Un peu moins d'un an après avoir signé un DJ-set irréprochable en première partie de Modeselektor (sans doute l'un des plus novateurs, euphorisants et diversifiés qu'on ait eu l'occasion d'entendre à Grenoble en 2017), l'Américaine Avalon Emerson est de retour à la Belle électrique dans le cadre d'une soirée carte blanche qui la verra partager les platines avec deux artistes invités par ses soins. D'un côté Or:La alias Orlagh Dooley, venue tout droit de Manchester, et de l'autre Roi Perez, originaire de Tel Aviv et désormais installé à Berlin. Autant dire que si ces trois-là sont en forme, tout semble réuni pour une soirée d'exception.

À la Belle électrique samedi 17 novembre


Charlotte de Witte + Anastasia Kristensen

Si, avouons-le, on a un peu du mal à comprendre le fort engouement qui accompagne Charlotte de Witte, jeune artiste belge très en vogue depuis quelques années, on est en revanche ravis de la voir partager l'affiche avec la plus confidentielle mais largement aussi compétente Anastasia Kristensen.

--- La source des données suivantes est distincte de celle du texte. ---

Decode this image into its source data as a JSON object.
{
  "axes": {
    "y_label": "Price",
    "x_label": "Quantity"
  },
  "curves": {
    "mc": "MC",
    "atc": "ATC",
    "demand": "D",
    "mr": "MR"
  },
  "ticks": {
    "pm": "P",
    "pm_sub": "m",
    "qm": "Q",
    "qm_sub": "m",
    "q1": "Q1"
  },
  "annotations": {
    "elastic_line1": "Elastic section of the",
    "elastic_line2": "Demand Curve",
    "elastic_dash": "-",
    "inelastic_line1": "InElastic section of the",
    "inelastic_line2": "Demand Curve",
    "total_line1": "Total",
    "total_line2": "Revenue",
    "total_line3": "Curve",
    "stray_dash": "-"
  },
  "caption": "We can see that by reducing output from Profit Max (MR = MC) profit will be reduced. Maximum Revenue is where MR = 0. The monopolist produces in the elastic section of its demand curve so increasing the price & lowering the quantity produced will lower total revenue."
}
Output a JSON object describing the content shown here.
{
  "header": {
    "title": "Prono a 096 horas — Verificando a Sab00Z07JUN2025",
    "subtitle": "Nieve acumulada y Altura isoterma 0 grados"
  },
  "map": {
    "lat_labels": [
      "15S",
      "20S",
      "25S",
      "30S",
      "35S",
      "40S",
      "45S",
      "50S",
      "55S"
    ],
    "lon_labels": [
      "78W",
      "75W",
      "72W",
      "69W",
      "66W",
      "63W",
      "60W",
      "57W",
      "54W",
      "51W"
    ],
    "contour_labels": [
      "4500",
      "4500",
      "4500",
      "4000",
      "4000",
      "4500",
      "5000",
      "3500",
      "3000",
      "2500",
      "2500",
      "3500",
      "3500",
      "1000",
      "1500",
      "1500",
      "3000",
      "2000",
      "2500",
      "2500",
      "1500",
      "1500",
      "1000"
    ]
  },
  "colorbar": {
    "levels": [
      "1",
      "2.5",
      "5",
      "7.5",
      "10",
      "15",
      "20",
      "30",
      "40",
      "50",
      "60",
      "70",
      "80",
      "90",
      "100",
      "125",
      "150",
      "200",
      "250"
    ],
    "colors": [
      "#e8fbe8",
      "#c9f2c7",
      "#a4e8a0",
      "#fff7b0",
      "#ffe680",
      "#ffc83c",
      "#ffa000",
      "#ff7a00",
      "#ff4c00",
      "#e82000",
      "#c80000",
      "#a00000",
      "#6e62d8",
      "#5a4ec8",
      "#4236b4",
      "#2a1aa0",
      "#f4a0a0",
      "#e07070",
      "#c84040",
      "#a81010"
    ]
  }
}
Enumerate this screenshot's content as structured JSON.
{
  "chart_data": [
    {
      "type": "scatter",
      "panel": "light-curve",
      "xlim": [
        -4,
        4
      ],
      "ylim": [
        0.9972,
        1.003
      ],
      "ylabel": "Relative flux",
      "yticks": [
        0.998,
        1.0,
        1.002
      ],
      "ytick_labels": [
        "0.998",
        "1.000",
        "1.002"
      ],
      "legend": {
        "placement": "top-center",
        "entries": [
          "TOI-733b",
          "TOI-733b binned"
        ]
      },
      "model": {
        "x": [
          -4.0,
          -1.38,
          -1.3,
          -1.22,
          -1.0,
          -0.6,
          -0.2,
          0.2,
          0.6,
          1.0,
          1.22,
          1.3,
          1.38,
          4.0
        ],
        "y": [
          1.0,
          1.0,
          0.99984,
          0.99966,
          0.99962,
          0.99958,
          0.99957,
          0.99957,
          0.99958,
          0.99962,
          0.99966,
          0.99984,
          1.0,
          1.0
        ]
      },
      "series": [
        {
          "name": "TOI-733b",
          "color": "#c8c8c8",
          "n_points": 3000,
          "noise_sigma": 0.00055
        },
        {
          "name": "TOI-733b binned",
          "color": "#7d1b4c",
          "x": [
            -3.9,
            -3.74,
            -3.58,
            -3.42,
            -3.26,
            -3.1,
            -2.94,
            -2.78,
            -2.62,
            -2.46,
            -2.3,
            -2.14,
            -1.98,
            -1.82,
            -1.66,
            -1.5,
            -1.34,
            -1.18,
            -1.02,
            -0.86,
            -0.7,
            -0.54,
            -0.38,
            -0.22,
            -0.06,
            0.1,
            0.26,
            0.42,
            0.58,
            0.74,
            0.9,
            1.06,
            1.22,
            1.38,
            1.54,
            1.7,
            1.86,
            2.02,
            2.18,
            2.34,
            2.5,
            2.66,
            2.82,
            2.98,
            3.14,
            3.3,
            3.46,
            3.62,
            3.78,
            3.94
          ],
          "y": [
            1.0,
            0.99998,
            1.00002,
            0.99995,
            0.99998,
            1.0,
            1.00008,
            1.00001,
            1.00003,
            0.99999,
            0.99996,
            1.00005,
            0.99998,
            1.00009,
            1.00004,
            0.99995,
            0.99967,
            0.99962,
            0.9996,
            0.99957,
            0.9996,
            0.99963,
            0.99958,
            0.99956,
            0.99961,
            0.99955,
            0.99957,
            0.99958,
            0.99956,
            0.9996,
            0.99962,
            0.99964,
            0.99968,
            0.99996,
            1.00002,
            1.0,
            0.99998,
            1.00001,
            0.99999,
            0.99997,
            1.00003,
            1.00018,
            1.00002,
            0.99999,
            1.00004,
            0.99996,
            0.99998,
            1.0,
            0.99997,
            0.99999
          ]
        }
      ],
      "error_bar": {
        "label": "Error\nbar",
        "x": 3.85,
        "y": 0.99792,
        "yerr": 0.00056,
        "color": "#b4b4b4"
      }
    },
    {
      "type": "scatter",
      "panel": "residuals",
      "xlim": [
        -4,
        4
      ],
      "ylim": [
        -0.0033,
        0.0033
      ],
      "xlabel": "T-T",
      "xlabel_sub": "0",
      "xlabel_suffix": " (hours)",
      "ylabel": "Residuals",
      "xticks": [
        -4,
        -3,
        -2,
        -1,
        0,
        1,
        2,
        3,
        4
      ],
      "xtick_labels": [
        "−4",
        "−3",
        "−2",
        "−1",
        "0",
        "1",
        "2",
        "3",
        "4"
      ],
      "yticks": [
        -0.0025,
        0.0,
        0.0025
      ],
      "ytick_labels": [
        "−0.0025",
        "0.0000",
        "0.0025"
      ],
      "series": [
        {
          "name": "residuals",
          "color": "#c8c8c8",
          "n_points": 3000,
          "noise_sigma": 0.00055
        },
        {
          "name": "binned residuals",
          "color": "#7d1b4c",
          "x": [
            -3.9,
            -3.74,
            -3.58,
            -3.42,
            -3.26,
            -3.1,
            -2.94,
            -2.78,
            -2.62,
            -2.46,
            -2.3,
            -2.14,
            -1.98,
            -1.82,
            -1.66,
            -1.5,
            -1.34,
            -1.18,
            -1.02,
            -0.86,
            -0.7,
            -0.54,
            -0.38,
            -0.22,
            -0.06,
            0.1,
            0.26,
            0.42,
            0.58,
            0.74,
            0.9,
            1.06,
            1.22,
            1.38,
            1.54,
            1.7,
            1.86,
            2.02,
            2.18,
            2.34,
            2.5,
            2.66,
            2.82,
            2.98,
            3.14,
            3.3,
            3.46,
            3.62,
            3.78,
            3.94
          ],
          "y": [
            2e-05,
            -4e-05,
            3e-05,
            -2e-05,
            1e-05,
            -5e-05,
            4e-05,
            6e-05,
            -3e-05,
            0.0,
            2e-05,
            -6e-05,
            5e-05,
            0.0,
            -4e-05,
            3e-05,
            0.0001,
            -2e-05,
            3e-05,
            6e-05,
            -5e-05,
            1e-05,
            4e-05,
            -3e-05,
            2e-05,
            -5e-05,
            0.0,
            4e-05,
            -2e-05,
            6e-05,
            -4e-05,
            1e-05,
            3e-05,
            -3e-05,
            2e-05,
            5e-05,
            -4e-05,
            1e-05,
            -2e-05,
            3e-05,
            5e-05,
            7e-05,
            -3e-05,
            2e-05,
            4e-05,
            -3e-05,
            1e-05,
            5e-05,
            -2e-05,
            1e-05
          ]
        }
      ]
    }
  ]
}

Originaire de Russie, mais aujourd'hui basée à Copenhague, cette dernière, qui compte parmi ses fans des pointures anglaises comme Mumdance ou Ben UFO, est en effet une fervente défenseuse d'une techno très marquée par les années 1990, qui n'hésite pas à flirter à l'occasion avec la jungle, l'IDM, le breakbeat, l'indus ou la rave music.

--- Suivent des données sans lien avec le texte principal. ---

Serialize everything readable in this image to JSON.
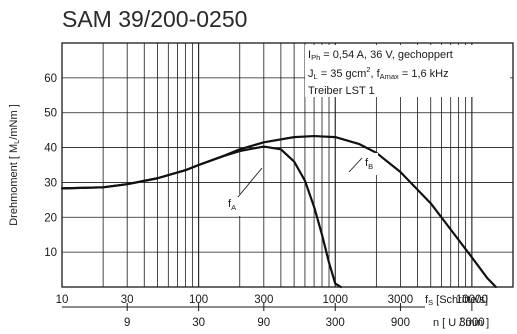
{
  "chart_data": {
    "type": "line",
    "title": "SAM 39/200-0250",
    "ylabel_main": "Drehmoment [ M",
    "ylabel_sub": "L",
    "ylabel_end": "/mNm ]",
    "xlabel_fs": {
      "main": "f",
      "sub": "S",
      "end": " [Schritte/s]"
    },
    "xlabel_n": "n [ U / min ]",
    "x_scale": "log",
    "xlim": [
      10,
      20000
    ],
    "ylim": [
      0,
      70
    ],
    "grid": true,
    "y_ticks": [
      10,
      20,
      30,
      40,
      50,
      60
    ],
    "x_ticks_fs": [
      {
        "value": 10,
        "label": "10"
      },
      {
        "value": 30,
        "label": "30"
      },
      {
        "value": 100,
        "label": "100"
      },
      {
        "value": 300,
        "label": "300"
      },
      {
        "value": 1000,
        "label": "1000"
      },
      {
        "value": 3000,
        "label": "3000"
      },
      {
        "value": 10000,
        "label": "10000"
      }
    ],
    "x_ticks_n": [
      {
        "value": 30,
        "label": "9"
      },
      {
        "value": 100,
        "label": "30"
      },
      {
        "value": 300,
        "label": "90"
      },
      {
        "value": 1000,
        "label": "300"
      },
      {
        "value": 3000,
        "label": "900"
      },
      {
        "value": 10000,
        "label": "3000"
      }
    ],
    "annotations": {
      "line1": {
        "p1": "I",
        "s1": "Ph",
        "p2": " = 0,54 A, 36 V, gechoppert"
      },
      "line2": {
        "p1": "J",
        "s1": "L",
        "p2": " = 35 gcm",
        "sup": "2",
        "p3": ", f",
        "s2": "Amax",
        "p4": " = 1,6 kHz"
      },
      "line3": "Treiber LST 1"
    },
    "series": [
      {
        "label_main": "f",
        "label_sub": "A",
        "x": [
          10,
          20,
          30,
          50,
          80,
          100,
          150,
          200,
          300,
          400,
          500,
          600,
          700,
          800,
          900,
          1000,
          1100
        ],
        "y": [
          28.3,
          28.6,
          29.5,
          31.2,
          33.5,
          35,
          37.5,
          39,
          40.3,
          39.5,
          36,
          30.5,
          23,
          15,
          7,
          1,
          0
        ]
      },
      {
        "label_main": "f",
        "label_sub": "B",
        "x": [
          10,
          20,
          30,
          50,
          80,
          100,
          150,
          200,
          300,
          500,
          700,
          1000,
          1500,
          2000,
          3000,
          5000,
          7000,
          10000,
          13000,
          15000
        ],
        "y": [
          28.3,
          28.6,
          29.5,
          31.2,
          33.5,
          35,
          37.5,
          39.5,
          41.5,
          43,
          43.3,
          43,
          41,
          38.5,
          33,
          24,
          16.5,
          8.5,
          2.5,
          0
        ]
      }
    ]
  }
}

À la Belle électrique vendredi 23 novembre


Étienne de Crécy

Acteur historique de la scène électronique française, Étienne de Crécy a contribué, aux côtés d'artistes comme Air, Alex Gopher, Phoenix ou encore Philippe Zdar (futur Cassius, avec lequel il collabore au sein du duo Motorbass), à l'avènement de la première French Touch dans la deuxième moitié des années 1990. Un mouvement finalement plus défini par son succès à l'étranger que par une orientation stylistique forte, puisqu'elle balayait un large registre allant de la house filtrée à la pop, en passant par des registres plus downtempo. Architecte de la compilation étendard Super Discount en 1996, et auteur d'innombrables maxis et remixes depuis lors, De Crécy viendra présenter un bien nommé "Egomix" composé exclusivement de ses propres productions.